Apr 212011

Ayn Rand and Atlas Shrugged saw a fitting spike in mindshare with the shift in our political landscape and the subsequent emergence of the Tea Party. Now with the release of the movie Atlas Shrugged: Part I, there is an even bigger spike in interest. So of course the knives are really coming out — not just from the Left, who see Rand’s rejection of collectivism as a signal she is on the Right, but from the Right who see Rand’s rejection of religion and altruism as odious as well.

The religious journal First Things just put out an article on Atlas Shrugged and Ayn Rand: “The Trouble with Ayn Rand“. Here’s a little taste of a big, wandering rant:

And, really, what can one say about Objectivism? It isn’t so much a philosophy as what someone who has never actually encountered philosophy imagines a philosophy might look like: good hard axiomatic absolutes, a bluff attitude of intellectual superiority, lots of simple atomic premises supposedly immune to doubt, immense and inflexible conclusions, and plenty of assertions about what is “rational” or “objective” or “real.” Oh, and of course an imposing brand name ending with an “-ism.” Rand was so eerily ignorant of all the interesting problems of ontology, epistemology, or logic that she believed she could construct an irrefutable system around a collection of simple maxims like “existence is identity” and “consciousness is identification,” all gathered from the damp fenlands between vacuous tautology and catastrophic category error. She was simply unaware that there were any genuine philosophical problems that could not be summarily solved by flatly proclaiming that this is objectivity, this is rational, this is scientific, in the peremptory tones of an Obersturmführer drilling his commandoes.
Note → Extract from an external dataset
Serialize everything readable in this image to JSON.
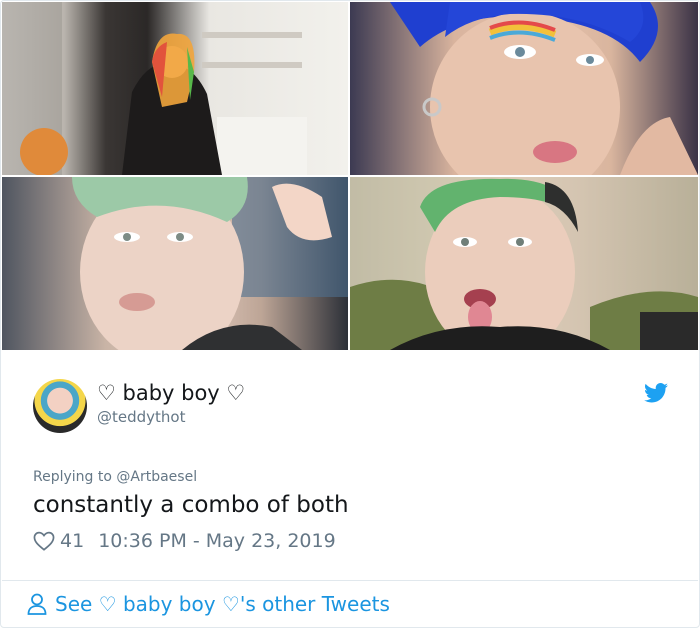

Since there weren’t that many comments yet, I chimed in with what is becoming almost a stock analysis:

There is a clear pattern in criticism of Ayn Rand, her novel Atlas Shrugged, and the philosophy of Objectivism: (1) Most critics opt for the ad-hominem route, calling Rand nasty names while trying to attack her character and painting those who do find merit in her philosophy as simpletons and sociopaths. A little investigation into the matter reveals that (2) the overwhelming majority of Rand’s critics haven’t bothered to acquaint themselves with what she actually advocated, much less why — and their level of vitriol often betrays their degree of ignorance. Finally, and most unfortunate of all, (3) on those rare occasions that Rand’s critics appear to take up her ideas, closer inspection invariably reveals that they are only knocking around a strawman and not genuinely addressing anything from her philosophy.
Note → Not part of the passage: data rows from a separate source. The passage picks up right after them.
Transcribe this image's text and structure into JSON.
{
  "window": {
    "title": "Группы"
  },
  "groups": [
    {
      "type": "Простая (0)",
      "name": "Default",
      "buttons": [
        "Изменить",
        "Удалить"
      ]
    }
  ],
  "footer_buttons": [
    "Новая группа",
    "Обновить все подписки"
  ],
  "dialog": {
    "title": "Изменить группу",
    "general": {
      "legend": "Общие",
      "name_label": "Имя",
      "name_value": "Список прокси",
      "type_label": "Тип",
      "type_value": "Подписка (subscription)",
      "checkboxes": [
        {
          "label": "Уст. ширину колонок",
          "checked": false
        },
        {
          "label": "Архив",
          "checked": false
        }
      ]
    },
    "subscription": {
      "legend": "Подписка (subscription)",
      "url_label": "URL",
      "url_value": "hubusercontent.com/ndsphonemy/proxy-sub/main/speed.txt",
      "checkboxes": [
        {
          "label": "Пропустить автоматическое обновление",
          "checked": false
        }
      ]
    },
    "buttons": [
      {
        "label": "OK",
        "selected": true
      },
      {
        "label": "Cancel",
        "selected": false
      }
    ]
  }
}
The present article only confirms this pattern. The ad-hominem flows as if a dam burst. And dire charges arrive in a barrage of assertions so consistently groundless that it would make any decent editor blush to have allowed it. Assertions about Rand’s supposedly atrociously horrible writings (which somehow endure as blockbusting bestsellers); about Rand having “no concept of” the existence and powers we do not give ourselves (when in fact this distinction between what she would call “the metaphysically-given” and “the man-made” is so fundamental to her thought that it plays a critical role throughout her philosophical system); about what Rand supposedly thinks “virtue” consists primarily in (when in fact the author is not merely mistaken, but categorically wrong about what Rand understood virtue to be); about what the “only important question” was to Rand (which anyone with a passing knowledge of her ethics would recognize as so wrong as to constitute an outright reversal of a cardinal virtue in her morality); her being “eerily ignorant of all the interesting problems in ontology, epistemology, or logic” (when ever-growing serious academic attention to her work in such areas doubly belies the author’s belligerent ignorance). On and on, you get the idea.